As we know, all of this impacts on mental health, and particularly on the mental health of children. I see that constantly in my casework, and local health leaders tell me exactly the same thing. It can hardly be a surprise to the Government that the number of young people being referred to mental health services is 30% up in Newham alone. Cases are increasingly more complex, more urgent and more in danger of spiralling into deep crisis.
Newham is the most diverse borough in the country, with the second highest rate of GP registrations by migrants. Our diversity has massive benefits, and I love it, but it requires clinicians to adapt their way of caring for people with different cultural backgrounds and languages. Despite all that, Newham’s mental health spend is the lowest in London. With all those challenges, our clinicians and our health leaders are obviously struggling to meet their targets. Average waits in Newham between referral, assessment and treatment were at 12 weeks in 2021. Some patients are waiting for as long as a year, and that is after they have had a referral, which as we know is terribly difficult to access.

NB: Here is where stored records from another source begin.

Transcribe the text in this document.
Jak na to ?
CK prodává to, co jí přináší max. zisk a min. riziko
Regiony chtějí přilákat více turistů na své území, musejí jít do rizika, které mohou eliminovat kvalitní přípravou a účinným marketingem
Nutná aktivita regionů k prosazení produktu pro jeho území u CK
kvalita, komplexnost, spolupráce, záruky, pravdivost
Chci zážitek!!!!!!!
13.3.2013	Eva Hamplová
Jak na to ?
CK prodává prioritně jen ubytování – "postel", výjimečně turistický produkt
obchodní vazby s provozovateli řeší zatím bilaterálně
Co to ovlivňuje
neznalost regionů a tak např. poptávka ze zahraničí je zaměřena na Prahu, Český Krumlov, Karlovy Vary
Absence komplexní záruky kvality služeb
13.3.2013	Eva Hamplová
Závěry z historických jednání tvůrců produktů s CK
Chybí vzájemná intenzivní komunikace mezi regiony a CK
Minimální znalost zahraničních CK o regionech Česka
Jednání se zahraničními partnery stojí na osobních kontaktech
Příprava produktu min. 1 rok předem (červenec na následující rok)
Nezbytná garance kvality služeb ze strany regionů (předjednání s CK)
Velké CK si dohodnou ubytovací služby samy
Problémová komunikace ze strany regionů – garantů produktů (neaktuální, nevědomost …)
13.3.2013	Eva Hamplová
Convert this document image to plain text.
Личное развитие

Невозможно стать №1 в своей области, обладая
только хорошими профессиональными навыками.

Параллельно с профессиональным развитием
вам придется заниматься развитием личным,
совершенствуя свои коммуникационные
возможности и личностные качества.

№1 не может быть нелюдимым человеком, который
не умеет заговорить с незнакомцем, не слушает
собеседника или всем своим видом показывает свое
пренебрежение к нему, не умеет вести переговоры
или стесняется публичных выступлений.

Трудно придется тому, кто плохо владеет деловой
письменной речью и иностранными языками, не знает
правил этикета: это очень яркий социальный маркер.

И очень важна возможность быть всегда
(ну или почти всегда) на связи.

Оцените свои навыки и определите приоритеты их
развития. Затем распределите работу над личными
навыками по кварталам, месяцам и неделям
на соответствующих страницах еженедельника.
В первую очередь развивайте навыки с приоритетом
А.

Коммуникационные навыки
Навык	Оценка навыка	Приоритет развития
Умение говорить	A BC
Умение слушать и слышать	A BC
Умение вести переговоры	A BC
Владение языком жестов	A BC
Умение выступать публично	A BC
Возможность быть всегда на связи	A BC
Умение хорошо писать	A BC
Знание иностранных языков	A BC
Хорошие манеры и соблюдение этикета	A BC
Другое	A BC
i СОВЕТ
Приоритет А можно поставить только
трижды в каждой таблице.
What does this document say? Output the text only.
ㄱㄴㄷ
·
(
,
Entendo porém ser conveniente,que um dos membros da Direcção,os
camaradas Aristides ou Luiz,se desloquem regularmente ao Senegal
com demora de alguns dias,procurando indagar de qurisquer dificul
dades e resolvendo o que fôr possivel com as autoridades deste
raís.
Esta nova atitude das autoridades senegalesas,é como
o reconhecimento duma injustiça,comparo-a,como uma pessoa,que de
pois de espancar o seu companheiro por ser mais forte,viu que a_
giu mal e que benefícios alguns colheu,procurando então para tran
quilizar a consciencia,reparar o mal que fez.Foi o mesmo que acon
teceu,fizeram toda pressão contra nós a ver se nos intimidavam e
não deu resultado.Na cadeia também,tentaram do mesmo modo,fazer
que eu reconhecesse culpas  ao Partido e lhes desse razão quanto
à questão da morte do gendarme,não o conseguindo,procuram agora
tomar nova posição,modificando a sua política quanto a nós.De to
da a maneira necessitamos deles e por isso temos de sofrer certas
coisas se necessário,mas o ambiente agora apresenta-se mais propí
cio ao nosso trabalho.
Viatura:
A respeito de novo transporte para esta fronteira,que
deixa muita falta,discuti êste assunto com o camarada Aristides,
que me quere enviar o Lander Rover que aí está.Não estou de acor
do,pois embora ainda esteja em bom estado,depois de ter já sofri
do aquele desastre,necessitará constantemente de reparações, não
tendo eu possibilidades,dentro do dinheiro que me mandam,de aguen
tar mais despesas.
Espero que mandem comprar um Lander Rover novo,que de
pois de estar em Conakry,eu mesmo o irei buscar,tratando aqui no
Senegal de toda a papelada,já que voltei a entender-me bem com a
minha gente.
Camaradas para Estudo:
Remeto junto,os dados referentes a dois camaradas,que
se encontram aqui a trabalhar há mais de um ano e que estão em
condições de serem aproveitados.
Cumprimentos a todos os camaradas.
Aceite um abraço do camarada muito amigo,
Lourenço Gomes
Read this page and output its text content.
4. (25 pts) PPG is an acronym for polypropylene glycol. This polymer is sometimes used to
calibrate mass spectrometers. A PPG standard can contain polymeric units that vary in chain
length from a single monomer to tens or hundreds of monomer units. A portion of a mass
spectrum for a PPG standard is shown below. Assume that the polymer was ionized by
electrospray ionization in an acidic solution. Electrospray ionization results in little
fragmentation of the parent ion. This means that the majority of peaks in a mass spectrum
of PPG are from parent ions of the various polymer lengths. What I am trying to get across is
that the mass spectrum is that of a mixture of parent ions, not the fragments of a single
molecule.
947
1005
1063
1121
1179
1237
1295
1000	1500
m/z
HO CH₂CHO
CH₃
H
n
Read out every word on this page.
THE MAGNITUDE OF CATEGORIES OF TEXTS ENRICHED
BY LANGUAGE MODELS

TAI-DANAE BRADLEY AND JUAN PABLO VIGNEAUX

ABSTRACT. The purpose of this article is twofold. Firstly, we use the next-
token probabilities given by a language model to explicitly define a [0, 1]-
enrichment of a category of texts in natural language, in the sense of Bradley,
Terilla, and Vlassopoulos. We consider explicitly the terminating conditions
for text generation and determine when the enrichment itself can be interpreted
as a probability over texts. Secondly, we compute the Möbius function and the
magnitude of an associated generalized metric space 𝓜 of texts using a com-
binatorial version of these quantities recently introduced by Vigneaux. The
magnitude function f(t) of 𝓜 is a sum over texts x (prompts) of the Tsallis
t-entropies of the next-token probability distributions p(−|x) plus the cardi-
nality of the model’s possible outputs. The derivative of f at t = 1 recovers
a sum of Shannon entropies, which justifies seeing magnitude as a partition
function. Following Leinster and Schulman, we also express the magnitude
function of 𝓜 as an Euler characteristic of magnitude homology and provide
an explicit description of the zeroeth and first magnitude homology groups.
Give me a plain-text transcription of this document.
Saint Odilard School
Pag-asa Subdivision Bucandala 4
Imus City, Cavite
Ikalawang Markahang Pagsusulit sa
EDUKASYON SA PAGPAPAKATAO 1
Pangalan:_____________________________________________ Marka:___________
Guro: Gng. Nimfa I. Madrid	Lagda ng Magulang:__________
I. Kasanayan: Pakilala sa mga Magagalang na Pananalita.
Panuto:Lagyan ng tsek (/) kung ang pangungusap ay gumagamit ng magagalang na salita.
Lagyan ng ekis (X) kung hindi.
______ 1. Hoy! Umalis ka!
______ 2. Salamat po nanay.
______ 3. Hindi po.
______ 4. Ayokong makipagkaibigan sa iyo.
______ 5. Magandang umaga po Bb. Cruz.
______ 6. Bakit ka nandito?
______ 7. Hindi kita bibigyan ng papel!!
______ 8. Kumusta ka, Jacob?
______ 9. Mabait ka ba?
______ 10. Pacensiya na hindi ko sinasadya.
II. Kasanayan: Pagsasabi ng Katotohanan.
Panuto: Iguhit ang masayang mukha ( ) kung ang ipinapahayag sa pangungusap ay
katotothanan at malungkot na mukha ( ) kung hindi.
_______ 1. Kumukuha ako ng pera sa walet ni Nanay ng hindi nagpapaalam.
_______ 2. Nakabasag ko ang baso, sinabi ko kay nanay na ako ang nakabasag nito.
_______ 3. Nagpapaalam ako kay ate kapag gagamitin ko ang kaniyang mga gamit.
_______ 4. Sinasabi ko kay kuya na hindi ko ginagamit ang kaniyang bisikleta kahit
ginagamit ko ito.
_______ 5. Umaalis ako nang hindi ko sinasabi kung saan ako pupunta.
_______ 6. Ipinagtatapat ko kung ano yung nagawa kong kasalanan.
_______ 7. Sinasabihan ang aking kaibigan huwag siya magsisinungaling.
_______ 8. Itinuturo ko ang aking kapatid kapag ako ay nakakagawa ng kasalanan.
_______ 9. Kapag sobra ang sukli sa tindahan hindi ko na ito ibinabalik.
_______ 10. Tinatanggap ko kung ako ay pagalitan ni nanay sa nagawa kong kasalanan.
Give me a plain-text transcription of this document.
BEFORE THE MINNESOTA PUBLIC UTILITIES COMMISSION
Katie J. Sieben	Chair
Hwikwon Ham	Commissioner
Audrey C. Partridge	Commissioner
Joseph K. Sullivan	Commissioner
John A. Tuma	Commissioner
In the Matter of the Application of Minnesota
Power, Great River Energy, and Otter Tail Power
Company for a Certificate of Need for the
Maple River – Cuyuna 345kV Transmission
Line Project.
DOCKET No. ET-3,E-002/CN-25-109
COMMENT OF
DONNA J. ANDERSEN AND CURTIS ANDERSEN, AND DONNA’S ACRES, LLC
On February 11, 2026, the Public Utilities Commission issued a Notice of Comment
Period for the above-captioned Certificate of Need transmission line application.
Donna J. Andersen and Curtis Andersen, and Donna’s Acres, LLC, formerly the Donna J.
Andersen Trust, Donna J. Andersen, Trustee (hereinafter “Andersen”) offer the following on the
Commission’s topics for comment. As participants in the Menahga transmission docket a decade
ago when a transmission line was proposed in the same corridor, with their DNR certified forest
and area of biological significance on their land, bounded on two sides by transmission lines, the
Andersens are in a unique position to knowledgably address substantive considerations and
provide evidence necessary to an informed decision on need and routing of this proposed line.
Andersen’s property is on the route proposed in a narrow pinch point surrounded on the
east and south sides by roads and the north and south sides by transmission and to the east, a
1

Our local mental health unit, which deals with only the most severe needs, is at 98% occupancy—far in excess of the clinical standard. Quality of care and patient care and safety are suffering. There is a dire shortage of specialist mental health beds for our older adults. We have older people waiting for long periods on utterly inappropriate wards and in beds that are no doubt sorely needed for those waiting for other hospital treatments. Many patients with mental health crises are waiting in emergency departments for more than 12 hours, and local health leaders are worried that those numbers will increase. Our mental health services are struggling even to react to some of the most dire situations, let alone being able to offer proactive support that prevents mental illnesses getting worse.
We are creating even more problems—greater problems for the future, greater costs for the Government, greater costs for the NHS, more antisocial behaviour, more homelessness and rough sleeping, and massive wasted economic and social potential. People’s lives are being devastated by treatable ill health and completely avoidable misery. If we are not sitting in this place to avoid that, why are we here?
Labour’s plan to transform mental health treatment is desperately needed in Newham, along with thousands more mental health staff and professionals in every school and accessible mental health hubs in every community. We sorely need a preventive approach so that we can bring this crisis to an end, and we need it now. Can I use my last 30 seconds to look at the Minister and ask whether she will meet me and my health providers and health leaders in Newham to talk about the massive underfunding that our borough and my community face?